地域別で後継者不在率が高い県は以下のとおりです。
- 1位:島根県(75.1%)
- 2位:鳥取県(71.5%)
- 3位:秋田県(69.9%)
- 4位:北海道(68.1%)
- 5位:沖縄県(67.7%)
- 6位:神奈川県(66.2%)
- 7位:大分県(65.6%)
- 8位:山口県(65.3%)
- 9位:岐阜県(62.9%)
- 10位:愛媛県(62.1%)
会社数に対する不在率なので、一概にマーケットが大きいとは言えませんが、M&A仲介業において新規開拓をするには、上記の数字は参考にしたいところです。
一方で、後継者不在率が低い県は以下のとおりです。
- 1位:熊本県(49.5%)
- 2位:宮崎県(49.3%)
- 3位:香川県(49.0%)
- 4位:山梨県(47.6%)
- 5位:佐賀県(46.8%)
- 6位:鹿児島県(46.4%)
- 7位:和歌山県(46.2%)
- 8位:福島県(44.7%)
- 9位:茨城県(42.7%)
- 10位:三重県(29.4%)
後継者不在率が低い県を見ると、地域別では九州地方が多い印象です。会社数も多くない割に、後継者不在率も低いので、九州のマーケットが難しいと言われている所以なのかもしれません。
業種別!後継者不在率は?
業種別の後継者不在率は以下のとおりです。帝国データバンクレポートから抜粋して分析していきます。

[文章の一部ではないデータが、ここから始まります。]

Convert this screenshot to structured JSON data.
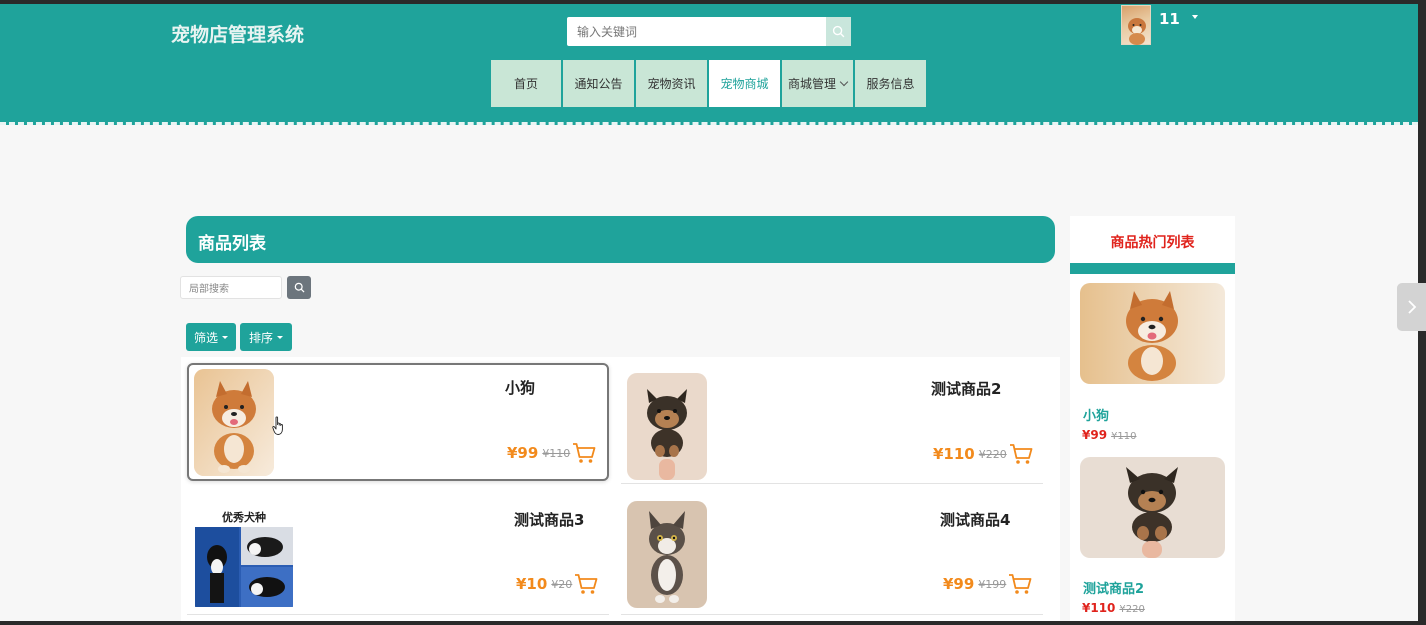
{
  "header": {
    "site_title": "宠物店管理系统",
    "search_placeholder": "输入关键词",
    "user_name": "11",
    "nav": [
      {
        "label": "首页",
        "active": false
      },
      {
        "label": "通知公告",
        "active": false
      },
      {
        "label": "宠物资讯",
        "active": false
      },
      {
        "label": "宠物商城",
        "active": true
      },
      {
        "label": "商城管理",
        "active": false,
        "dropdown": true
      },
      {
        "label": "服务信息",
        "active": false
      }
    ]
  },
  "main": {
    "list_title": "商品列表",
    "local_search_placeholder": "局部搜索",
    "filter_label": "筛选",
    "sort_label": "排序",
    "products": [
      {
        "name": "小狗",
        "price": "¥99",
        "old_price": "¥110",
        "image": "shiba-puppy"
      },
      {
        "name": "测试商品2",
        "price": "¥110",
        "old_price": "¥220",
        "image": "yorkie-puppy"
      },
      {
        "name": "测试商品3",
        "price": "¥10",
        "old_price": "¥20",
        "image": "border-collie-collage",
        "image_caption": "优秀犬种"
      },
      {
        "name": "测试商品4",
        "price": "¥99",
        "old_price": "¥199",
        "image": "kitten"
      }
    ]
  },
  "hot": {
    "title": "商品热门列表",
    "items": [
      {
        "name": "小狗",
        "price": "¥99",
        "old_price": "¥110",
        "image": "shiba-puppy"
      },
      {
        "name": "测试商品2",
        "price": "¥110",
        "old_price": "¥220",
        "image": "yorkie-puppy"
      }
    ]
  },
  "colors": {
    "primary": "#1fa39b",
    "nav_bg": "#c9e6d6",
    "price": "#f28a1c",
    "hot_price": "#e0231c"
  }
}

業種別では、建設業、サービス業、小売業が後継者不在の多い業種となっています。建設業は会社数も多いですし、新規で開拓する業種としてはいい業種かもしれません。
後継者不在率は低下、M&A仲介業界の今後は?
結論として、まだまだM&A仲介業界は伸びると予想しています。
後継者不在率が下がっているから、マーケットも縮小していくのでは?と思う人もいるかもしれませんが、そもそもM&A仲介会社はキャパシティの問題から、全ての後継者不在の会社にアプローチできている現状ではありません。
従って、後継者不在のマーケットに対して、まだまだアプローチできる余地が残されています。
また、後継者不在のアンケートでは、前提として「現時点」という話です。中には、子供への後継を検討していたけど、子供がやらない/やらせないという選択肢が出てきたという話は往々にしてあります。
合わせて、M&A仲介会社は、事業承継マーケット以外へもアプローチを始めているので、全体のパイとしては広がりつつあり、マーケットのシュリンクというのはまだ始まらないでしょう。